Still, if Wotton could achieve intercourse through solid surfaces, his imaginative gifts were equally magical. It took him only a short time in his lovers’ company for him to be able to picture their doings with unbelievable accuracy. Henry Wotton could have written a brilliant book about the life and times of… Henry Wotton, but as he himself said derisively, ‘The only circumstances in which I would write a
roman à clef
would be if I’d lost my fucking car keys.’

After a week’s acquaintance with Wotton, which included a single night in the blood-red-painted bedroom he kept on the ground floor of his Chelsea home, Dorian found himself suffering from a florid bout of woman-hating. He despised their shape, their smell, their genitals, their gooey secretions – lachrymal, vaginal, emotional – their hair, their faces, the lilt of their voices. All of which was particularly unfortunate for the young woman he had been been making love to during his last term at Oxford. ‘Making’ in the sense that he was making it up as he went along, while she was assembling a prefabricated illusion for herself to inhabit. ‘Love’ in no sense at all.

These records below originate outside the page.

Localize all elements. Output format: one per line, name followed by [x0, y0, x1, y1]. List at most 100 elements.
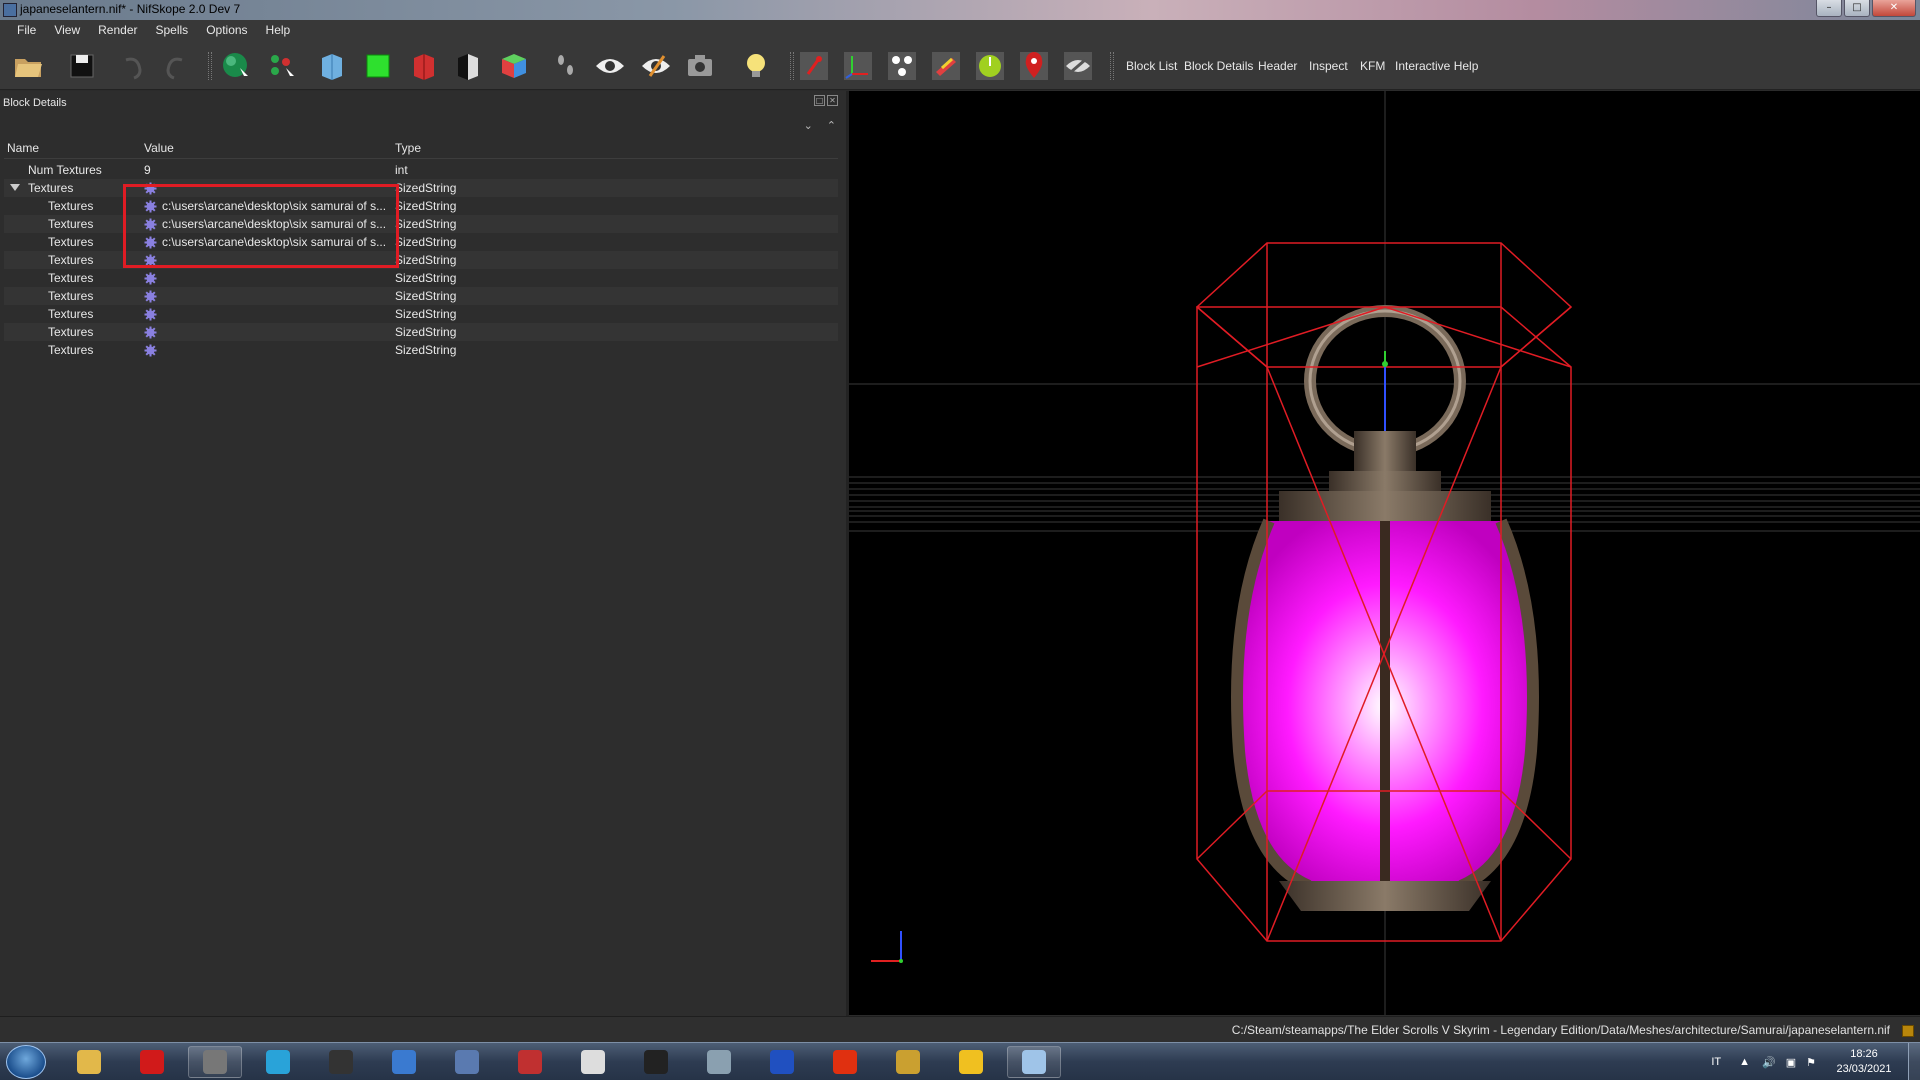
eye-icon[interactable] — [592, 48, 628, 84]
network-icon[interactable]: ▣ — [1786, 1056, 1796, 1069]
toolbar: Block List Block Details Header Inspect … — [0, 42, 1920, 90]
table-row[interactable]: Textures SizedString — [4, 305, 838, 323]
table-row[interactable]: Textures SizedString — [4, 341, 838, 359]
menu-options[interactable]: Options — [197, 20, 256, 42]
row-value[interactable]: 9 — [141, 163, 392, 177]
language-indicator[interactable]: IT — [1711, 1056, 1721, 1068]
row-value[interactable] — [141, 290, 392, 303]
view-perspective-icon[interactable] — [496, 48, 532, 84]
file-path-status: C:/Steam/steamapps/The Elder Scrolls V S… — [1231, 1023, 1890, 1037]
taskbar-window-app[interactable] — [692, 1046, 746, 1078]
show-markers-icon[interactable] — [928, 48, 964, 84]
show-nodes-icon[interactable] — [796, 48, 832, 84]
taskbar-windows-explorer[interactable] — [62, 1046, 116, 1078]
row-name-text: Textures — [48, 343, 94, 357]
row-name: Textures — [4, 343, 141, 357]
maximize-button[interactable]: □ — [1844, 0, 1870, 17]
row-type: SizedString — [395, 289, 457, 303]
row-value-text: 9 — [144, 163, 151, 177]
clock-time: 18:26 — [1850, 1048, 1878, 1060]
light-icon[interactable] — [738, 48, 774, 84]
menu-file[interactable]: File — [8, 20, 45, 42]
dock-float-button[interactable]: □ — [814, 95, 825, 106]
show-constraints-icon[interactable] — [884, 48, 920, 84]
menu-view[interactable]: View — [45, 20, 89, 42]
row-name-text: Textures — [48, 199, 94, 213]
film-app-icon — [203, 1050, 227, 1074]
toggle-block-list[interactable]: Block List — [1126, 59, 1177, 73]
row-value[interactable] — [141, 308, 392, 321]
taskbar-nifskope[interactable] — [1007, 1046, 1061, 1078]
expand-arrow-icon[interactable] — [10, 184, 20, 191]
table-row[interactable]: Textures SizedString — [4, 287, 838, 305]
row-type: SizedString — [395, 325, 457, 339]
collapse-all-icon[interactable]: ⌄ — [804, 119, 813, 132]
column-name[interactable]: Name — [4, 141, 141, 158]
taskbar-fdm[interactable] — [818, 1046, 872, 1078]
column-type[interactable]: Type — [392, 141, 832, 158]
view-flip-icon[interactable] — [450, 48, 486, 84]
taskbar-speaker-app[interactable] — [314, 1046, 368, 1078]
start-button[interactable] — [6, 1045, 46, 1079]
tray-expand-icon[interactable]: ▲ — [1739, 1056, 1750, 1068]
menu-help[interactable]: Help — [257, 20, 300, 42]
row-type: SizedString — [395, 307, 457, 321]
redo-icon[interactable] — [158, 48, 194, 84]
row-value[interactable] — [141, 344, 392, 357]
taskbar-grid-app[interactable] — [566, 1046, 620, 1078]
toggle-header[interactable]: Header — [1258, 59, 1297, 73]
select-object-icon[interactable] — [218, 48, 254, 84]
table-row[interactable]: Textures SizedString — [4, 323, 838, 341]
show-desktop-button[interactable] — [1908, 1043, 1920, 1080]
toggle-inspect[interactable]: Inspect — [1309, 59, 1348, 73]
taskbar-film-app[interactable] — [188, 1046, 242, 1078]
toggle-block-details[interactable]: Block Details — [1184, 59, 1253, 73]
close-button[interactable]: ✕ — [1872, 0, 1916, 17]
action-center-flag-icon[interactable]: ⚑ — [1806, 1056, 1816, 1069]
opera-icon — [140, 1050, 164, 1074]
save-icon[interactable] — [64, 48, 100, 84]
show-axes-icon[interactable] — [840, 48, 876, 84]
taskbar-nmm[interactable] — [629, 1046, 683, 1078]
walk-icon[interactable] — [548, 48, 584, 84]
undo-icon[interactable] — [114, 48, 150, 84]
clock[interactable]: 18:26 23/03/2021 — [1824, 1047, 1904, 1077]
minimize-button[interactable]: – — [1816, 0, 1842, 17]
view-top-icon[interactable] — [406, 48, 442, 84]
eye-off-icon[interactable] — [638, 48, 674, 84]
expand-all-icon[interactable]: ⌃ — [827, 119, 836, 132]
row-value[interactable] — [141, 272, 392, 285]
table-row[interactable]: Textures SizedString — [4, 269, 838, 287]
hide-hidden-icon[interactable] — [1060, 48, 1096, 84]
taskbar-ffdec[interactable] — [377, 1046, 431, 1078]
taskbar-feather-app[interactable] — [440, 1046, 494, 1078]
column-value[interactable]: Value — [141, 141, 392, 158]
screenshot-icon[interactable] — [682, 48, 718, 84]
taskbar-arrow-app[interactable] — [881, 1046, 935, 1078]
view-side-icon[interactable] — [360, 48, 396, 84]
toggle-interactive-help[interactable]: Interactive Help — [1395, 59, 1478, 73]
taskbar-opera[interactable] — [125, 1046, 179, 1078]
status-resize-icon — [1902, 1025, 1914, 1037]
toggle-kfm[interactable]: KFM — [1360, 59, 1385, 73]
table-row[interactable]: Num Textures 9 int — [4, 161, 838, 179]
row-name-text: Textures — [28, 181, 74, 195]
taskbar-spider-app[interactable] — [503, 1046, 557, 1078]
dock-close-button[interactable]: ✕ — [827, 95, 838, 106]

She came to see him in London after a two-week lapse in phone calls. On his part. She went to his penthouse, which was on the posh, park-facing side of Prince of Wales Mansions. He let her in and she kicked off her sweaty sandals so as to feel the tiled floor cool beneath her hot soles. It was the fetid mid-morning of the same day Wotton rendezvoused with the Ferret. Dorian made tea for her in the splendidly-appointed kitchen, while she padded around the main room, combing the deep pile with her paws. She was feline and blonde, her name was Helen and she too was beautiful – if you like pudenda.

—What’re all these monitors? she said.

—It’s a video installation, a kind of TV sculpture.

—I know what that is.

—It’s by this guy Baz I met.

Dorian went to a niche in the wall and dickered with switches. The monitors fizzed into life. On the screens the naked Dorians effervesced. Helen stared at the gorgeous bodies. Baz Hallward’s piece was most cunning; it forced all who looked upon it to become involuntary voyeurs, Laughing Cavaliers, compelled to ogle the young man with eyes pinioned open.

—Is he a poof? she spat out.

—What?

—You heard. Is the man who made this a poof? You know what that is, right?

That’s how it went, possibly. It’s a mistake altogether to write off young women of Helen’s sort, scions of the upper-middle-class Hampshire convent-school set, who go wild when they discover what’s between their dewy thighs. She was smart enough to read theology, and perceptive enough to read what was in her tea leaves once she’d drained her cup.

—Why the Earl Grey?

—What?

—Why’re you drinking Earl Grey? It’s such a cliché.

—Oh… I dunno… this guy I know… he makes it… and he says the flavour’s incomparable.

—Is that the artist?

—No, a friend of his, the son of the woman who’s the benefactor for the Youth Homeless Project.

—Does
he
have a name?

—Wotton… Henry.

The silence between them wasn’t awkward – it was boorish and stupid. Like a drunk, drooling student it bumped about the trendy minimalism of the penthouse, knocking into the blocky blue divans, the huge coffee table, the varnished wood pediments that supported
Cathode Narcissus
’s nine monitors. Dorian was so easily influenced – they both knew this. He took on other people’s styles, modes and even habits the way kitchen towelling sopped up spilt milk. And was there any point in crying over this? When he’d begun fucking Helen he’d taken to drinking Lapsang Souchong – now he was getting infused elsewhere.
Of course
she’d known he was a poof, but only in the way we all know we’re going to die.